O contágio das emoções
Há pessoas que, pelas suas palavras, pelos seus gestos, pelos seus olhares, impressionam, subjugam, fascinam. Dizemos até que magnetizam.
1. Vivemos já, cada um de nós, a experiência dessa deliciosa sensação de captura quando não conseguimos prescindir da percepção de um outro! E o que dizer quando uma pessoa que encontramos pela primeira vez nos deixa presos a ela e sentimos prazer nessa prisão?
2. Em 1778, Franz Anton Mesmer médico austríaco, filósofo e músico instalou-se em Paris. Cuidava de nobres e não nobres, de crianças e de velhos, de doentes e de sãos. Dizia-se que graças ao seu magnetismo animal, activado por uma peça de metal, conseguia hipnotizar os homens e sobretudo as mulheres, provocando transes dos quais alguns saíam curados. Foi tal o entusiasmo, a inveja e o ódio que o seu método provocou que o rei nomeou uma comissão para averiguar a existência de um qualquer fluido magnético animal.
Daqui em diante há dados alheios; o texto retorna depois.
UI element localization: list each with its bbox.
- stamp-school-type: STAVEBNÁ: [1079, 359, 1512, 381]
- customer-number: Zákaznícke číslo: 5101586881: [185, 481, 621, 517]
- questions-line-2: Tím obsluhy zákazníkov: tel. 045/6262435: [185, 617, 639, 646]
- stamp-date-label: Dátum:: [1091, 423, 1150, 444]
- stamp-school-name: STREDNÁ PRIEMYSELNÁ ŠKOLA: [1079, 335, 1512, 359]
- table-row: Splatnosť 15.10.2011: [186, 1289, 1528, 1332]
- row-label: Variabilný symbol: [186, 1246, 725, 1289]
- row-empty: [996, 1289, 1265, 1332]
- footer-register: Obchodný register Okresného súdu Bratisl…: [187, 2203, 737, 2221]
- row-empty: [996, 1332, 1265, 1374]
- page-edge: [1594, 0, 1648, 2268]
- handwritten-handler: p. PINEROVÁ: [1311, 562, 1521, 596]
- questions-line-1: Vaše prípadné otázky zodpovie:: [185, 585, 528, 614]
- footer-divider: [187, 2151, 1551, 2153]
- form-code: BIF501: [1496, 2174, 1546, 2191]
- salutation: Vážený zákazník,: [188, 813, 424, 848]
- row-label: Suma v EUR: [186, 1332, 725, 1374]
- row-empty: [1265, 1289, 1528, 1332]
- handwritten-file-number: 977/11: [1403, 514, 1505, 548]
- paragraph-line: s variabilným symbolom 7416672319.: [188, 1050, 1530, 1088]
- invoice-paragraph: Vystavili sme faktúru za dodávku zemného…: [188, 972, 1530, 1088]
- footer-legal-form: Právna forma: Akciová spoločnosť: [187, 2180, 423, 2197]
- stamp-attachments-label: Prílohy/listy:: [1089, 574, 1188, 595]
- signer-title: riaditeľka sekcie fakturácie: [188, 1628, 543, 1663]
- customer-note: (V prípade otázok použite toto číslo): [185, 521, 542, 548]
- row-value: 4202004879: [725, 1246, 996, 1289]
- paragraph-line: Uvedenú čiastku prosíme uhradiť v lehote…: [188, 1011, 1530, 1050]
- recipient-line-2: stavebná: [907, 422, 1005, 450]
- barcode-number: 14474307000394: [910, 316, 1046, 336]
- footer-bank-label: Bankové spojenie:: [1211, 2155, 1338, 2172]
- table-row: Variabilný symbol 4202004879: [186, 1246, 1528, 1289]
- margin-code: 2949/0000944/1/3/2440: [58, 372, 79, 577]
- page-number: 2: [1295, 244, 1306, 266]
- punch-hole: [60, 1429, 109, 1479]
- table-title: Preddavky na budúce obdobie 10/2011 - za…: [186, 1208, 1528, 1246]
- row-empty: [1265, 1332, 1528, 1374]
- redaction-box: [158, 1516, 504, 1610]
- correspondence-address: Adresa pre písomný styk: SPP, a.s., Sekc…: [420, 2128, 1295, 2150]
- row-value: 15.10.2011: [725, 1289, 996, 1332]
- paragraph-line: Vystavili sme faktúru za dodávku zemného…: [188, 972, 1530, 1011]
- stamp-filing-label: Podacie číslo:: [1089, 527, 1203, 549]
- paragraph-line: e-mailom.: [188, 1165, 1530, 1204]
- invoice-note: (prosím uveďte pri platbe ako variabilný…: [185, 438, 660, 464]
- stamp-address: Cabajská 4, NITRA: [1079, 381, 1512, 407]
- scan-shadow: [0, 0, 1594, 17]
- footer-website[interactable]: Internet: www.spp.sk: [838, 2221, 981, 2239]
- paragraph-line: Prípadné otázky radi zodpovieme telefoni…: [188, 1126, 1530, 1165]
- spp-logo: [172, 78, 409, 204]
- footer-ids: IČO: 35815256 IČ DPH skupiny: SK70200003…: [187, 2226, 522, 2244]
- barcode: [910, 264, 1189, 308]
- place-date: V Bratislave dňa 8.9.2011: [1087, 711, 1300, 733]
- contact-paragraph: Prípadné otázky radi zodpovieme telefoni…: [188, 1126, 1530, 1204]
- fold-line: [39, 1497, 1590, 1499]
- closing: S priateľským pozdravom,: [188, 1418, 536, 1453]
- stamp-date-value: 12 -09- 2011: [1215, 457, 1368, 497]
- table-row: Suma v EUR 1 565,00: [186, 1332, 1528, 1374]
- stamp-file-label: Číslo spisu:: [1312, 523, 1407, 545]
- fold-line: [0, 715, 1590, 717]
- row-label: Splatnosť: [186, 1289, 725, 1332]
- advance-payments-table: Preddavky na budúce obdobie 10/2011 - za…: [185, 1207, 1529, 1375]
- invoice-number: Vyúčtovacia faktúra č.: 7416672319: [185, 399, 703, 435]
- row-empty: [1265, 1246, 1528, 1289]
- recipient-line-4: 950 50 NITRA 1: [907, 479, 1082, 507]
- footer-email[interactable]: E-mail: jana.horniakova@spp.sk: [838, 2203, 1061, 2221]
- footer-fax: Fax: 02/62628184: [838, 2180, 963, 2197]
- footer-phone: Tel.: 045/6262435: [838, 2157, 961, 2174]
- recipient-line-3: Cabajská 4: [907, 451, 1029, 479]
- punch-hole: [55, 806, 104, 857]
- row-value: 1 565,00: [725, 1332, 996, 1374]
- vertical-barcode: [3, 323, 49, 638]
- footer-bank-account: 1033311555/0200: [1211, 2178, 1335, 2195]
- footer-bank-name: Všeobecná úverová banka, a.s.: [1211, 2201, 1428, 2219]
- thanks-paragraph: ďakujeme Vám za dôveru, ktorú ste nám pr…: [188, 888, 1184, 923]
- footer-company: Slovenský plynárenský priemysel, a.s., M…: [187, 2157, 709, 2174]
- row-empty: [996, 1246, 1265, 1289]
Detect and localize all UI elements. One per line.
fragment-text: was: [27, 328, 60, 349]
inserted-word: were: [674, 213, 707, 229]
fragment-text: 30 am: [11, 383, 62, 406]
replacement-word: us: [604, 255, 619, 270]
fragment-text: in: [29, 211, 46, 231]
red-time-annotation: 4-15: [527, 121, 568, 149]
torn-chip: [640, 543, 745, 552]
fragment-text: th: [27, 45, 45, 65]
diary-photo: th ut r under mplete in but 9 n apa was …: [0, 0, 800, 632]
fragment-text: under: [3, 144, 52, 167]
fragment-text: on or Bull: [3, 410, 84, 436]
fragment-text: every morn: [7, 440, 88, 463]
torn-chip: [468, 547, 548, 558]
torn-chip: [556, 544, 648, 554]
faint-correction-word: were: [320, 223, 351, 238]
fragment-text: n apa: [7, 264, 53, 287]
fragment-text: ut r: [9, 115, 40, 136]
3. Em 12 de Março de 1784, reuniram-se os maiores sábios da época. Benjamin Franklin que apenas acreditava na imaginação e Lavoisier que tudo explicava através da química, dirigiram os trabalhos dessa comissão de peritos, encarregada de determinar a utilidade daquele tratamento em medicina, e utilizaram um método de avaliação rigoroso com experiências e contra experiências, com séries repetidas e com perspectivas criticas. A conclusão a que chegaram, foi que nada provava a existência de um fluido magnético e que a acção do médico austríaco podia ser nefasta para as mulheres.
Foi assim que estes peritos responderam à questão…
4. Dois séculos mais tarde, as investigações sobre o vínculo esclareceram este enigma: todo o recém-nascido fica fascinado pela sua mãe. Aquando do nascimento, nenhuma substância e nenhum fluido animal se alteraram e contudo, a simples percepção de um, captura o outro e encanta-o. Trata-se de uma biologia sem matéria, onde a imagem e o som de um (o seu rosto e a sua voz) são suficientes para cativar e encantar o outro. Esta biologia periférica a dois corpos cria uma verdadeira intersubjectividade, onde o mundo mental de um (manifestando-se nas mímicas, nos gestos e na voz (e em todas as formas de exprimir afectos)) tende a modificar o mundo material do outro como um prolongamento do sentimento de si. Ou de outra forma: a emoção de um age sobre a emoção do outro.
5. Os cientistas do século XVIII tinham respondido bem a uma questão mal colocada: com efeito o magnetismo animal não transportava substância nem fluido mesmo que a tristeza de um pudesse ter consequências funestas no outro. Mas isso não impedia que a intersubjectividade tivesse gerado uma transferência de emoções que os sábios da época tinham constatado mas que não sabiam pensar, nem explicar e nem utilizar.
6. Alguns anos mais tarde, Freud inspirou-se neste fenómeno para estruturar a psicanálise e, dois séculos mais tarde, foram os investigadores/práticos do vínculo que explicaram, biologicamente, a intersubjectividade.
7. Estamos conversados: a prova da não substância e do não fluido, fornecida pelos cientistas/sábios escolhidos pelo rei, em 1784, não explicava o fenómeno fundamental do contágio das emoções e, também por isso, não podia, consequentemente entrever a sua natureza umbilical.